Saving Troubled Teens Through 'Safe Schools'

ByABC News
August 4, 2005, 6:47 PM

Aug. 4, 2005 -- -- At Arizona's Department of Juvenile Corrections, there are pat downs, cell doors and razor wire.

The arrivals come in handcuffs, are photographed and go through a 21-day evaluation to determine their issues -- like anger, sex crimes, mental health or substance abuse.

But the 300 boys at the Adobe Mountain School, and the 80 girls across the yard at the Black Canyon School, aren't exactly in prison.

Arizona's juvenile corrections system calls these facilities "safe schools" -- they are part prison, part school. Juveniles are sent there by a juvenile judge in a civil court. And in the "safe schools," there is opportunity -- even hope.

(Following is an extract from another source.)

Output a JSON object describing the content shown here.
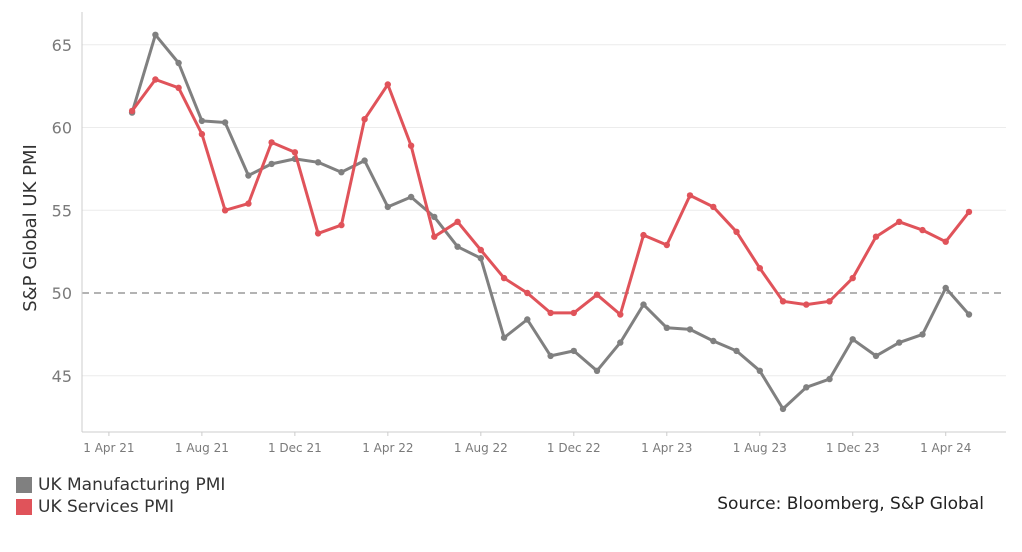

"If we can train them to do different to live differently then they'll be productive citizens and that's our goal. We want to obviously protect the public but we want to rehabilitate," Suzanne LaRue, Black Canyon's superintendent, told "Primetime" co-anchor Chris Cuomo.

The safe schools represent the last chance for many of the kids in these facilities. If the kids commit another offense, they will likely have to enter the prison system.

"Primetime" recently spent nearly six months following several kids as they wound their way in and out of this system. Because they are juveniles, their last names have been withheld.

One of the eternal questions for staff at the "safe schools" is: "Can a kid be fixed?" One of the unique ways they try to answer in the affirmative is through teaching methods.

For example, they use cars to teach math to teenage boys. "They're street smart. So we don't want to come in and bring them Jane/Sally/Dick type curriculum," said one teacher. "We have to trigger their interest."

They also pay special attention to their students' self-esteem. Many of the kids have grown up being embarrassed by learning disabilities and poor performance at school.

Conrad, a boy who has been banned from Arizona's mainstream public schools, succinctly summarized his positive feelings about his teachers: "They don't treat me like I'm crap," he said.